No-win situation

Results of a recent statewide poll illustrate the difficulty of finding acceptable ways to balance the Kansas budget.

A statewide survey widely publicized last week because it showed strong support for increased tobacco and alcohol taxes in Kansas also included other responses that point to the challenge faced by legislators trying to balance the state budget.

The survey was conducted March 17 and 18 for the American Cancer Society, and the support it showed for increased tobacco and alcohol taxes certainly was notable. Seventy-one percent of those surveyed supported a 55-cent-per-pack tobacco tax increase, and support was only slightly lower, 69 percent, for adding $1 per pack in taxes. Seventy percent supported an increase in the state alcohol tax.

Support for those taxes makes a lot of sense, because for the majority of Kansans they represent a tax on someone else. According to the latest figures gathered by the Kansas Department of Health and Environment, only about 18 percent of Kansas adults are smokers. KDHE’s annual report doesn’t tally all Kansas adults who consume alcohol, but it says about 14 percent of Kansas adults reported they had engaged in binge drinking of alcohol in the previous month.

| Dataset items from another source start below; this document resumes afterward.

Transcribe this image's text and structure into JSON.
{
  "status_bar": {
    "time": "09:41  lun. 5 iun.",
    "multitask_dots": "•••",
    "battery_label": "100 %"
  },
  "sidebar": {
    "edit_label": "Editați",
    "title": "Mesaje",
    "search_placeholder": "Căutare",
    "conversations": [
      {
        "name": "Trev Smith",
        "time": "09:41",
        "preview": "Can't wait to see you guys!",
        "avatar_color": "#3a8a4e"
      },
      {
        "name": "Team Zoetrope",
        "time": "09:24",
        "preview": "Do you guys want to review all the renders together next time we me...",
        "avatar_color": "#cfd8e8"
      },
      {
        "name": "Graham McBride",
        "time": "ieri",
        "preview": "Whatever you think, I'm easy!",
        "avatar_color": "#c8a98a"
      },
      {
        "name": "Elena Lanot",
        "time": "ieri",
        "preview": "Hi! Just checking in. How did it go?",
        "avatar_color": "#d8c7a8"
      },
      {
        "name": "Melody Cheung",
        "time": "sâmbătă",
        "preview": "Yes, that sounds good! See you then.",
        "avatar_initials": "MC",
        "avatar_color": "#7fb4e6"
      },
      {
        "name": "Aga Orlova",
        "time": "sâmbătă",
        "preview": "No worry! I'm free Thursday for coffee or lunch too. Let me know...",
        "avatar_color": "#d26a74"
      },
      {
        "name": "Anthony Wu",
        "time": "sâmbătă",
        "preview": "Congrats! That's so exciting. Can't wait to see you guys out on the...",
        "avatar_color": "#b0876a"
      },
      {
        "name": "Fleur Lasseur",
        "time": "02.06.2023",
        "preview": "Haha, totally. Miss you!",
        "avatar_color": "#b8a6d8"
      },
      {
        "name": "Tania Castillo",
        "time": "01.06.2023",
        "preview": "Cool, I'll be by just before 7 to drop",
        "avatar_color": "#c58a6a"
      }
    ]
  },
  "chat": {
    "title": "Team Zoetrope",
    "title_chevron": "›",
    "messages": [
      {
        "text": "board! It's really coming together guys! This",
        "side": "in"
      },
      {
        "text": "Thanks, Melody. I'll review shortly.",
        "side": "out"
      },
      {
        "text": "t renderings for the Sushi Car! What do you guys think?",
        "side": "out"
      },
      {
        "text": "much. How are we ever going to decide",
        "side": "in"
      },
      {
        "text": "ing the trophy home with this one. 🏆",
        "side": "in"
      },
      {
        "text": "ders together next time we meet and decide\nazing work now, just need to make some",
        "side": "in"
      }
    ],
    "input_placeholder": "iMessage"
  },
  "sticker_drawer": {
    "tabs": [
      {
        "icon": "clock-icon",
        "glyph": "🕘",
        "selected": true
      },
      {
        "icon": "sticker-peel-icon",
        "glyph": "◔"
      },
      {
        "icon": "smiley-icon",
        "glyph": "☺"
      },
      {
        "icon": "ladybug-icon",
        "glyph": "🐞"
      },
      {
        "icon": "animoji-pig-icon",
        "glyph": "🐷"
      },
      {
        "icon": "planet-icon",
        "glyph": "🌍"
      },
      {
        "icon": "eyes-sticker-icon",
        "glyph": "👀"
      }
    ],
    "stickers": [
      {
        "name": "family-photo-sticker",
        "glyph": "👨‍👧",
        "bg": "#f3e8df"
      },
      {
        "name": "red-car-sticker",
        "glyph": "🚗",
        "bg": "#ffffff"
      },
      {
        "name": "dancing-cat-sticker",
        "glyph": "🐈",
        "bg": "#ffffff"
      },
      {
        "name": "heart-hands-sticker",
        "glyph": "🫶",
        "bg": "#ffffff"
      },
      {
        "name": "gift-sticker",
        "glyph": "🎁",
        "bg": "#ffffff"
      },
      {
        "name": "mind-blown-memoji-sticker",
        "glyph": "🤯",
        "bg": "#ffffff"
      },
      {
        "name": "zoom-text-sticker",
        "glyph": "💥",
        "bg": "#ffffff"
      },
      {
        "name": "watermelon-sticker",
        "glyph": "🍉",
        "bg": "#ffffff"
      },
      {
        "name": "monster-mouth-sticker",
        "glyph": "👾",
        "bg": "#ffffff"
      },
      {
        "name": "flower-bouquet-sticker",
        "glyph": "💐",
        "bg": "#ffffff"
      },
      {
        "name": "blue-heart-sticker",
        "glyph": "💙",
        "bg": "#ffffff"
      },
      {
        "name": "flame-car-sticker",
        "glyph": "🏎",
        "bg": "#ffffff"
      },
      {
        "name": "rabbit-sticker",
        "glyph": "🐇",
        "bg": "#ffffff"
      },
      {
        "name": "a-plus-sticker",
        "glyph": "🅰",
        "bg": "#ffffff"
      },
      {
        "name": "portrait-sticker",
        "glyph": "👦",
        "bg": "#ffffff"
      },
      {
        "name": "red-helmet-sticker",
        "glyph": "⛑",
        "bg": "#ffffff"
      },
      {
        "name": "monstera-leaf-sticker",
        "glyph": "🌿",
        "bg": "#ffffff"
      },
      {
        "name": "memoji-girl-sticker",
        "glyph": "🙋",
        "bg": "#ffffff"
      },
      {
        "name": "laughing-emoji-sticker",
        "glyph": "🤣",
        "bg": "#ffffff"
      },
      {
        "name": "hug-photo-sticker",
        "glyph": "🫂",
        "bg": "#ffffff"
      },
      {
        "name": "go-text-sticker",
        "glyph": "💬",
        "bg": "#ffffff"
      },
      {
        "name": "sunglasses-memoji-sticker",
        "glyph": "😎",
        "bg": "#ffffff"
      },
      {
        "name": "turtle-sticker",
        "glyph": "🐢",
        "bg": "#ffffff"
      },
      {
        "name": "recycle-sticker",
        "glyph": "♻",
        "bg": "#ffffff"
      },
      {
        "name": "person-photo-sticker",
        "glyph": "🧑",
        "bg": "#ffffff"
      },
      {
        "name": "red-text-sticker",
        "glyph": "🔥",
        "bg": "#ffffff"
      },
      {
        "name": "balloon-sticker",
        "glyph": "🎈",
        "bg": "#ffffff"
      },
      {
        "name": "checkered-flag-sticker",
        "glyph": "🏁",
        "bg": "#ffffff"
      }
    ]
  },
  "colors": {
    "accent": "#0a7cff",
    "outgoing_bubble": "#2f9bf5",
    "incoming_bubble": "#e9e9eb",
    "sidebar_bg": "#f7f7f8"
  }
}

For the 82 percent of Kansans who don’t smoke and the 86 percent of Kansans who drink moderately or not at all, increased taxes on cigarettes and alcohol seem like a good deal.

The other issue is that although higher taxes on alcohol and cigarettes may have health benefits, the impact on the overall state budget shortfall would be relatively minor compared, for instance, with a statewide sales tax increase. A 55-cent tax increase on each pack of cigarettes would raise an estimated $69 million for the state; while the alcohol tax proposals currently on the table would raise about $22 million. It’s a start, but it’s a long way from closing the state’s $467 million deficit hole.

However, the poll shows little support for broader taxes — the ones more people would have to pay.

Of those responding to the survey, 54 percent opposed a tax on sugar-sweetened beverages; 56 opposed a sales tax increase; 68 percent opposed making churches and non-profits pay sales tax; 70 percent opposed an increase in state income tax; and 86 percent opposed charging sales tax on residential utilities.

So much for the revenue side of things.

However, Kansans don’t want to lose any of the services that revenue pays for. Eighty-seven percent wanted no reduction in funding for K-12 schools; 72 percent wanted no reduction in highway maintenance; 76 percent wanted no reduction in funding for state universities; 81 percent opposed cuts in state health care programs like Medicare; 85 percent opposed cuts for social service programs and 55 percent opposed mandatory furloughs for state employees.

It doesn’t give state legislators a lot of breathing room. About any services they cut or any revenue they raise are going to make a lot of people unhappy — which is not what they want as they head toward a November election in which many legislators will be asking voters to return them to office.

There’s no reason to feel sorry for state legislators. This is the job they were elected to do, in bad times as well as good. However, it doesn’t hurt for state residents to understand that even when state leaders make the best decisions they can, they won’t make everyone — or even most of us — entirely happy.